Modernisation du réseau routier pour renforcer la sécurité alimentaire
Concernant les corridors de transport, il a indiqué que 30 kilomètres de l’autoroute Pointe-Noire–Brazzaville étaient en construction ou reconstruction, décrivant ce tronçon comme « la portion géologique la plus complexe » ; une fois achevé, le temps de trajet entre le pôle économique et la capitale devrait passer de sept heures à moins de cinq.
Makosso a ajouté que les routes d’accès complémentaires dans le Pool, la Bouenza et le Niari étaient cofinancées par la Banque Africaine de Développement, permettant aux agriculteurs d’accéder aux marchés urbains et soutenant l’Initiative de Substitution aux Importations du Président visant à réduire la facture alimentaire annuelle du pays de 700 millions de dollars.
Une culture de la responsabilité fondée sur les données
Tout au long du point presse, le Premier ministre a à plusieurs reprises exhorté les citoyens à lire le livre plutôt que de se fier à des extraits, soulignant que chaque chapitre est accompagné d’une infographie et d’un code QR renvoyant aux ensembles de données brutes hébergés sur la plateforme de l’Institut National de la Statistique.
« Cette publication n’est pas un tour d’honneur ; c’est une feuille de calcul ouverte », a-t-il déclaré aux journalistes, affirmant que des indicateurs transparents protègent les politiques des rumeurs et renforcent la confiance des investisseurs, notamment alors que le Congo se prépare à émettre sa première obligation liée à la durabilité sur le marché régional début 2026.
Esquisse du Pacte pour l’Avenir
Regardant au-delà du mandat actuel, Makosso a salué l’appel du Président Sassou N’Guesso pour un « Pacte pour l’Avenir du Congo », le décrivant comme un document évolutif qui tirera les leçons du bilan quinquennal pour définir des objectifs concrets en matière de transformation numérique, de métallurgie verte et d’investissement dans le capital humain.
Il a indiqué que le prochain dialogue national sur le pacte inclurait les partis d’opposition, les syndicats, les églises et des experts de la diaspora, reflétant ce qu’il a appelé un « patriotisme consensuel » pour assurer la continuité indépendamment des cycles électoraux, tout en préservant la rigueur budgétaire dans le cadre de la Facilité Élargie de Crédit du FMI en cours.
Résonances régionales et contexte électoral
Alors que les caméras étaient rangées, Makosso a résumé l’ambiance : « Ce livre ne ferme pas un chapitre ; il continue de tourner les pages. » La prochaine édition de la Quinzaine Gouvernementale, a-t-il laissé entendre, pourrait se concentrer sur les réformes du secteur de la santé alors que le Congo accélère vers une couverture d’assurance universelle.

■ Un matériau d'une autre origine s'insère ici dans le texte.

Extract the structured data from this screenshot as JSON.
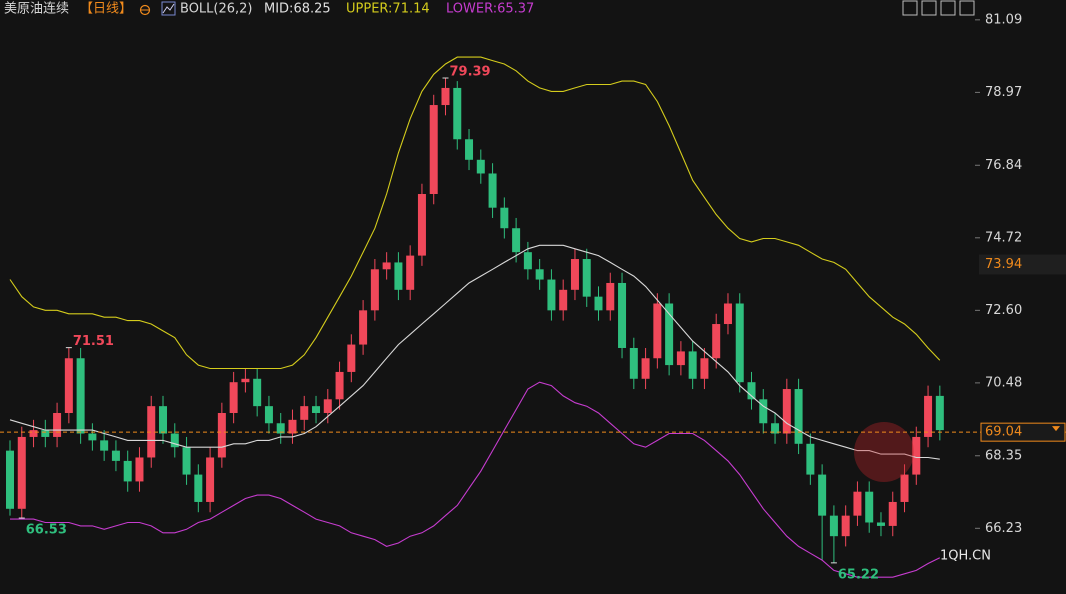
{
  "chart_data": {
    "type": "candlestick",
    "title": "美原油连续",
    "period": "【日线】",
    "indicator": "BOLL(26,2)",
    "indicator_values": [
      "MID:68.25",
      "UPPER:71.14",
      "LOWER:65.37"
    ],
    "watermark": "1QH.CN",
    "up_color": "#f0485a",
    "down_color": "#2fbf7e",
    "open": [
      68.5,
      66.8,
      68.9,
      69.1,
      68.9,
      69.6,
      71.2,
      69.0,
      68.8,
      68.5,
      68.2,
      67.6,
      68.3,
      69.8,
      69.0,
      68.6,
      67.8,
      67.0,
      68.3,
      69.6,
      70.5,
      70.6,
      69.8,
      69.3,
      69.0,
      69.4,
      69.8,
      69.6,
      70.0,
      70.8,
      71.6,
      72.6,
      73.8,
      74.0,
      73.2,
      74.2,
      76.0,
      78.6,
      79.1,
      77.6,
      77.0,
      76.6,
      75.6,
      75.0,
      74.3,
      73.8,
      73.5,
      72.6,
      73.2,
      74.1,
      73.0,
      72.6,
      73.4,
      71.5,
      70.6,
      71.2,
      72.8,
      71.0,
      71.4,
      70.6,
      71.2,
      72.2,
      72.8,
      70.5,
      70.0,
      69.3,
      69.0,
      70.3,
      68.7,
      67.8,
      66.6,
      66.0,
      66.6,
      67.3,
      66.4,
      66.3,
      67.0,
      67.8,
      68.9,
      70.1
    ],
    "high": [
      68.8,
      69.2,
      69.4,
      69.4,
      69.9,
      71.51,
      71.5,
      69.3,
      69.1,
      68.8,
      68.5,
      68.6,
      70.1,
      70.1,
      69.3,
      68.9,
      68.1,
      68.6,
      69.9,
      70.8,
      70.9,
      70.9,
      70.1,
      69.6,
      69.7,
      70.1,
      70.1,
      70.3,
      71.1,
      71.9,
      72.9,
      74.1,
      74.3,
      74.3,
      74.5,
      76.3,
      78.9,
      79.39,
      79.3,
      77.9,
      77.3,
      76.9,
      75.9,
      75.3,
      74.6,
      74.1,
      73.8,
      73.5,
      74.4,
      74.4,
      73.3,
      73.7,
      73.7,
      71.8,
      71.5,
      73.1,
      73.1,
      71.7,
      71.7,
      71.5,
      72.5,
      73.1,
      73.1,
      70.8,
      70.3,
      69.6,
      70.6,
      70.6,
      69.0,
      68.1,
      66.9,
      66.9,
      67.6,
      67.6,
      66.7,
      67.3,
      68.1,
      69.2,
      70.4,
      70.4
    ],
    "low": [
      66.6,
      66.53,
      68.6,
      68.6,
      68.6,
      69.3,
      68.7,
      68.5,
      68.2,
      67.9,
      67.3,
      67.3,
      68.0,
      68.7,
      68.3,
      67.5,
      66.7,
      66.7,
      68.0,
      69.3,
      70.2,
      69.5,
      69.0,
      68.7,
      68.7,
      69.1,
      69.3,
      69.3,
      69.7,
      70.5,
      71.3,
      72.3,
      73.5,
      72.9,
      72.9,
      73.9,
      75.7,
      78.3,
      77.3,
      76.7,
      76.3,
      75.3,
      74.7,
      74.0,
      73.5,
      73.2,
      72.3,
      72.3,
      72.9,
      72.7,
      72.3,
      72.3,
      71.2,
      70.3,
      70.3,
      70.9,
      70.7,
      70.7,
      70.3,
      70.3,
      70.9,
      71.9,
      70.2,
      69.7,
      69.0,
      68.7,
      68.7,
      68.4,
      67.5,
      65.3,
      65.22,
      65.7,
      66.3,
      66.1,
      66.0,
      66.0,
      66.7,
      67.5,
      68.6,
      68.8
    ],
    "close": [
      66.8,
      68.9,
      69.1,
      68.9,
      69.6,
      71.2,
      69.0,
      68.8,
      68.5,
      68.2,
      67.6,
      68.3,
      69.8,
      69.0,
      68.6,
      67.8,
      67.0,
      68.3,
      69.6,
      70.5,
      70.6,
      69.8,
      69.3,
      69.0,
      69.4,
      69.8,
      69.6,
      70.0,
      70.8,
      71.6,
      72.6,
      73.8,
      74.0,
      73.2,
      74.2,
      76.0,
      78.6,
      79.1,
      77.6,
      77.0,
      76.6,
      75.6,
      75.0,
      74.3,
      73.8,
      73.5,
      72.6,
      73.2,
      74.1,
      73.0,
      72.6,
      73.4,
      71.5,
      70.6,
      71.2,
      72.8,
      71.0,
      71.4,
      70.6,
      71.2,
      72.2,
      72.8,
      70.5,
      70.0,
      69.3,
      69.0,
      70.3,
      68.7,
      67.8,
      66.6,
      66.0,
      66.6,
      67.3,
      66.4,
      66.3,
      67.0,
      67.8,
      68.9,
      70.1,
      69.1
    ],
    "high_labels": [
      null,
      null,
      null,
      null,
      null,
      "71.51",
      null,
      null,
      null,
      null,
      null,
      null,
      null,
      null,
      null,
      null,
      null,
      null,
      null,
      null,
      null,
      null,
      null,
      null,
      null,
      null,
      null,
      null,
      null,
      null,
      null,
      null,
      null,
      null,
      null,
      null,
      null,
      "79.39",
      null,
      null,
      null,
      null,
      null,
      null,
      null,
      null,
      null,
      null,
      null,
      null,
      null,
      null,
      null,
      null,
      null,
      null,
      null,
      null,
      null,
      null,
      null,
      null,
      null,
      null,
      null,
      null,
      null,
      null,
      null,
      null,
      null,
      null,
      null,
      null,
      null,
      null,
      null,
      null,
      null,
      null
    ],
    "low_labels": [
      null,
      "66.53",
      null,
      null,
      null,
      null,
      null,
      null,
      null,
      null,
      null,
      null,
      null,
      null,
      null,
      null,
      null,
      null,
      null,
      null,
      null,
      null,
      null,
      null,
      null,
      null,
      null,
      null,
      null,
      null,
      null,
      null,
      null,
      null,
      null,
      null,
      null,
      null,
      null,
      null,
      null,
      null,
      null,
      null,
      null,
      null,
      null,
      null,
      null,
      null,
      null,
      null,
      null,
      null,
      null,
      null,
      null,
      null,
      null,
      null,
      null,
      null,
      null,
      null,
      null,
      null,
      null,
      null,
      null,
      null,
      "65.22",
      null,
      null,
      null,
      null,
      null,
      null,
      null,
      null,
      null
    ],
    "series": [
      {
        "name": "UPPER",
        "color": "#d4cc1c",
        "values": [
          73.5,
          73.0,
          72.7,
          72.6,
          72.6,
          72.5,
          72.5,
          72.5,
          72.4,
          72.4,
          72.3,
          72.3,
          72.2,
          72.0,
          71.8,
          71.3,
          71.0,
          70.9,
          70.9,
          70.9,
          70.9,
          70.9,
          70.9,
          70.9,
          71.0,
          71.3,
          71.8,
          72.4,
          73.0,
          73.6,
          74.3,
          75.0,
          76.0,
          77.2,
          78.2,
          79.0,
          79.5,
          79.8,
          80.0,
          80.0,
          80.0,
          79.9,
          79.8,
          79.6,
          79.3,
          79.1,
          79.0,
          79.0,
          79.1,
          79.2,
          79.2,
          79.2,
          79.3,
          79.3,
          79.2,
          78.7,
          78.0,
          77.2,
          76.4,
          75.9,
          75.4,
          75.0,
          74.7,
          74.6,
          74.7,
          74.7,
          74.6,
          74.5,
          74.3,
          74.1,
          74.0,
          73.8,
          73.4,
          73.0,
          72.7,
          72.4,
          72.2,
          71.9,
          71.5,
          71.14
        ]
      },
      {
        "name": "MID",
        "color": "#d8d8d8",
        "values": [
          69.4,
          69.3,
          69.2,
          69.1,
          69.1,
          69.1,
          69.1,
          69.1,
          69.0,
          68.9,
          68.8,
          68.8,
          68.8,
          68.8,
          68.7,
          68.6,
          68.6,
          68.6,
          68.6,
          68.7,
          68.7,
          68.8,
          68.8,
          68.9,
          68.9,
          69.0,
          69.2,
          69.5,
          69.8,
          70.1,
          70.4,
          70.8,
          71.2,
          71.6,
          71.9,
          72.2,
          72.5,
          72.8,
          73.1,
          73.4,
          73.6,
          73.8,
          74.0,
          74.2,
          74.4,
          74.5,
          74.5,
          74.5,
          74.4,
          74.3,
          74.2,
          74.0,
          73.8,
          73.6,
          73.3,
          72.9,
          72.5,
          72.1,
          71.7,
          71.4,
          71.1,
          70.8,
          70.4,
          70.1,
          69.8,
          69.6,
          69.3,
          69.1,
          68.9,
          68.8,
          68.7,
          68.6,
          68.5,
          68.5,
          68.4,
          68.4,
          68.4,
          68.3,
          68.3,
          68.25
        ]
      },
      {
        "name": "LOWER",
        "color": "#c63ccf",
        "values": [
          66.5,
          66.5,
          66.5,
          66.4,
          66.4,
          66.4,
          66.3,
          66.3,
          66.2,
          66.3,
          66.4,
          66.4,
          66.3,
          66.1,
          66.1,
          66.2,
          66.4,
          66.5,
          66.7,
          66.9,
          67.1,
          67.2,
          67.2,
          67.1,
          66.9,
          66.7,
          66.5,
          66.4,
          66.3,
          66.1,
          66.0,
          65.9,
          65.7,
          65.8,
          66.0,
          66.1,
          66.3,
          66.6,
          66.9,
          67.4,
          67.9,
          68.5,
          69.1,
          69.7,
          70.3,
          70.5,
          70.4,
          70.1,
          69.9,
          69.8,
          69.6,
          69.3,
          69.0,
          68.7,
          68.6,
          68.8,
          69.0,
          69.0,
          69.0,
          68.8,
          68.5,
          68.2,
          67.8,
          67.3,
          66.8,
          66.4,
          66.0,
          65.7,
          65.5,
          65.3,
          65.0,
          64.9,
          64.8,
          64.8,
          64.8,
          64.8,
          64.9,
          65.0,
          65.2,
          65.37
        ]
      }
    ],
    "ylim": [
      64.31,
      81.67
    ],
    "yticks": [
      81.09,
      78.97,
      76.84,
      74.72,
      {
        "value": 72.6,
        "label": "72.60"
      },
      70.48,
      68.35,
      66.23
    ],
    "marker_price": 73.94,
    "last_price": 69.04,
    "grid": false
  }
}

Les partenaires internationaux ont suivi la présentation de près ; des représentants de la Banque Mondiale, de l’Union Européenne et de la Banque Exim de Chine ont déclaré que la clarté sur les projets en cours était essentielle pour poursuivre les prêts concessionnels, en particulier pour les corridors agricoles résilients au climat reliant le bassin du fleuve Congo aux ports atlantiques.
Avec l’approche de la saison de campagne présidentielle, Makosso s’est abstenu de tout commentaire électoral, mais son insistance sur des résultats audités semblait calibrée pour rassurer les électeurs indécis que les institutions de l’État suivent les performances, un récit cohérent avec la conviction de longue date du Président Sassou N’Guesso en un « développement par la preuve » plutôt que par des slogans seuls.